Entretanto, ele diz que, atualmente, os governantes “não estão nem aí para a praça, não dão uma força, e a gente fica empurrando com a barriga, dia após dia. Essas circunstâncias desanimam e desmotiva, porque o ser humano tem que ter coerência e tem que ter respeito.”

Praça Clóvis Beviláqua

Lixo, buracos no chão e postos desativados da Guarda Municipal e Polícia Militar são alguns dos aspectos que podem ser percebidos na Praça Clóvis Beviláqua. 

Localizada na rua General Sampaio, próxima à faculdade de Direito da Universidade Federal do Ceará (UFC) e da Casa do Barão de Camocim, não concentra grande movimentação durante os dias da semana.

 

Como conta o vendedor ambulante Nardoni Bezerra, enquanto prepara as batatas fritas que vende diariamente na praça há três anos, o movimento do local já foi maior, mas hoje não passa de “pinga pinga”.

Ele relata que, a não ser pelas sextas-feiras e domingos – dias de celebração na igreja próxima, quando o local se enche de gente – na maioria dos dias, o fraco movimento vai somente até as 19h30min, horário no qual alguns funcionários do Instituto José Frota (IJF), que faz esquina com a praça, deixam o trabalho.

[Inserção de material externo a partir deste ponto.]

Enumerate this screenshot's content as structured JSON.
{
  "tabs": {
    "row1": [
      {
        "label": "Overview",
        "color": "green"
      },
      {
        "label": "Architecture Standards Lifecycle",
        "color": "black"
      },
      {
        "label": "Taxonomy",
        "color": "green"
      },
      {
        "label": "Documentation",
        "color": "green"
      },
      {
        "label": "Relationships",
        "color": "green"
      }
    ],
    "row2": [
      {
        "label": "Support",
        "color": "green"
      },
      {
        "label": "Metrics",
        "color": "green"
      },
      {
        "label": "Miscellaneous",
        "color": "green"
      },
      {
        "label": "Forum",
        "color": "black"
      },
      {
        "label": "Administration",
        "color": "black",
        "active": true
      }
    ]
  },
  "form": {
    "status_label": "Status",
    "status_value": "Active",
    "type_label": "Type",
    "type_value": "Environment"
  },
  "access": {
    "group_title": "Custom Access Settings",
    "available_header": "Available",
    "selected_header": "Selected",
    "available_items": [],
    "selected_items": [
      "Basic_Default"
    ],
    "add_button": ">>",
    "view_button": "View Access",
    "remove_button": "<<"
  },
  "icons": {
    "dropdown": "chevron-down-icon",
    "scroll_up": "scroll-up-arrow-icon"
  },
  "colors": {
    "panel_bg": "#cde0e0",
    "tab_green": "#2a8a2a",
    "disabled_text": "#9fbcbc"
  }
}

Mesmo com o fraco movimento, Nardoni continua trabalhando na praça, mesmo tendo quebrado o seu carrinho em um dos buracos espalhados pelo chão.

Demarcada ainda no século XIX, o espaço, originalmente nomeado Praça do Encanamento, devido ao chafariz que abastecia a Cidade, antecede a morte do famoso jurista do qual leva o seu nome.

Hoje, o equipamento público tem locais dedicados a recreação infantil e à prática de exercícios físicos, além de um posto da Guarda Municipal e da Polícia Militar, ambos desativados. Moradias foram improvisadas nos brinquedos infantis e no gazebo, e é possível perceber alguns móveis como mesas e cadeiras que compõem o dia-a-dia de quem vive na praça com aspecto abandonado.

Mesmo com os equipamentos, além das pessoas em situação de rua, que lá residem, a maior parte dos transeuntes não utiliza o espaço, apesar de Nardoni assegurar que não há assaltos no local. Em junho do ano passado, no entanto, uma matéria publicada pelo O POVO ouviu populares no entorno e, na ocasião, um dos entrevistados afirmou ter presenciado um assalto na praça.

Em nota, a Seger afirmou que um projeto para a reforma da praça vem sendo orçado. Entre as melhorias previstas estão melhorias na acessibilidade e a manutenção do piso, academia ao ar livre e parquinho infantil.